Halle - Die ostdeutschen Spargelbauern beklagen die schlechten Verkaufsergebnisse im Lebensmitteleinzelhandel. Der Absatz im Einzelhandel sei mehr oder weniger eingebrochen, sagte Frank Saalfeld, Geschäftsführer des Verbandes der Ostdeutschen Spargel- und Beerenobstanbauer (Vosba). In der Direktvermarktung, also in den Hofläden und den Verkaufsständen, laufe der Verkauf „eher gut“. Der Absatz liege in der Summe deutlich hinter dem vergangener Jahre.

Hintergrund hierfür seien die „Billigimporte“ aus Südeuropa oder Nordafrika, die in den Supermärkten bevorzugt angeboten würden, führte Saalfeld aus. Hinzu kämen die Nachwirkungen der Corona-Pandemie und die Ukraine-Krise. Durch die daraus resultierenden dramatisch steigenden Lebenshaltungskosten werde laut Saalfeld deutlich überlegter eingekauft.
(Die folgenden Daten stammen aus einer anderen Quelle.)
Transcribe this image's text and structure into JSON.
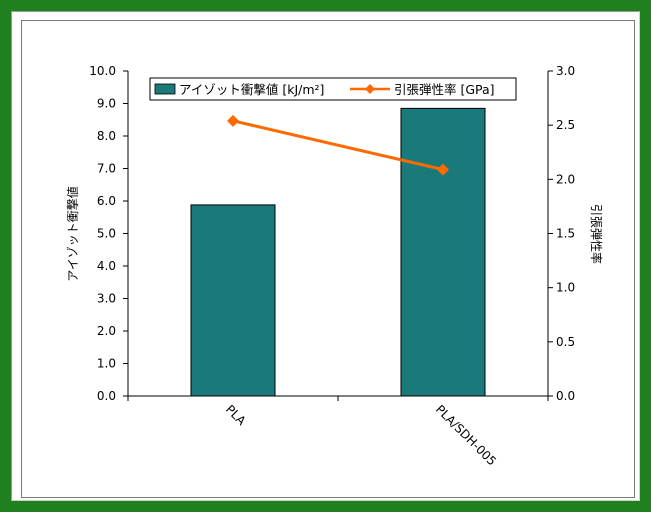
{
  "chart_data": {
    "type": "bar",
    "categories": [
      "PLA",
      "PLA/SDH-005"
    ],
    "series": [
      {
        "name": "アイゾット衝撃値 [kJ/m²]",
        "kind": "bar",
        "axis": "left",
        "color": "#1a7a7a",
        "values": [
          5.88,
          8.85
        ]
      },
      {
        "name": "引張弾性率 [GPa]",
        "kind": "line",
        "axis": "right",
        "color": "#ff6a00",
        "values": [
          2.54,
          2.09
        ]
      }
    ],
    "ylabel": "アイゾット衝撃値",
    "y2label": "引張弾性率",
    "ylim": [
      0,
      10
    ],
    "y2lim": [
      0,
      3
    ],
    "yticks": [
      "0.0",
      "1.0",
      "2.0",
      "3.0",
      "4.0",
      "5.0",
      "6.0",
      "7.0",
      "8.0",
      "9.0",
      "10.0"
    ],
    "y2ticks": [
      "0.0",
      "0.5",
      "1.0",
      "1.5",
      "2.0",
      "2.5",
      "3.0"
    ],
    "legend_position": "top",
    "grid": false
  },
  "colors": {
    "frame": "#208020",
    "bar": "#1a7a7a",
    "line": "#ff6a00"
  }
}
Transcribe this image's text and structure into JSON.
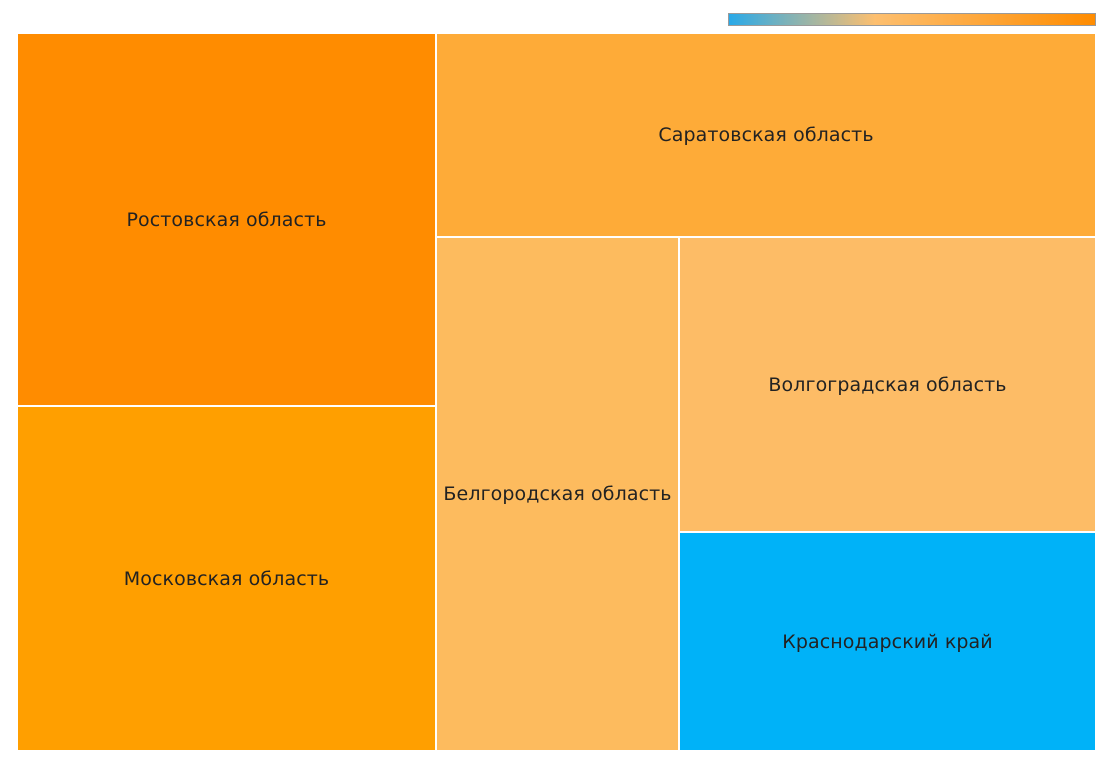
{
  "chart_data": {
    "type": "treemap",
    "color_scale": {
      "low_color": "#29a9e8",
      "mid_color": "#fdbf6f",
      "high_color": "#ff8c00"
    },
    "items": [
      {
        "name": "Ростовская область",
        "value": 1.0,
        "color": "#ff8c00"
      },
      {
        "name": "Московская область",
        "value": 0.92,
        "color": "#ff9f00"
      },
      {
        "name": "Саратовская область",
        "value": 0.88,
        "color": "#feab38"
      },
      {
        "name": "Белгородская область",
        "value": 0.78,
        "color": "#fdbb5e"
      },
      {
        "name": "Волгоградская область",
        "value": 0.74,
        "color": "#fdbc66"
      },
      {
        "name": "Краснодарский край",
        "value": 0.5,
        "color": "#00b2f8"
      }
    ]
  }
}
Deshalb hätten sich viele Betriebe entschlossen, die Saison um eine Woche zu verlängern, sagte Saalfeld, auch weil „der Start in die Saison in diesem Jahr doch eher spät und schleppend war“. Die Saison gehe normalerweise bis zum 24. Juni, dem Johannistag. Die Spargelbauern hofften bis dahin auf einen guten Endspurt. „Erfahrungsgemäß ist gerade Pfingsten eine gute Zeit, dass Wetter stimmt und Spargel im Freien zu essen ist nochmal zusätzlich geschmackvoller“, sagte Saalfeld.

Brandenburg ist Ostdeutschlands größtes Spargelanbaugebiet. 21.100 Tonnen wurden dort im vergangenen Jahr geerntet. In Sachsen, Sachsen-Anhalt und Thüringen gibt es deutlich weniger Anbauflächen. Zum Vergleich: 2021 wurden in Sachsen-Anhalt im vergangenen Jahr insgesamt 1845 Tonnen Spargel geerntet. In Thüringen waren 2021 laut Landesamt für Statistik auf rund 267 Hektar Spargel geerntet worden. In Sachsen bauten rund 20 Betriebe auf einer Fläche von rund 260 Hektar Spargel an.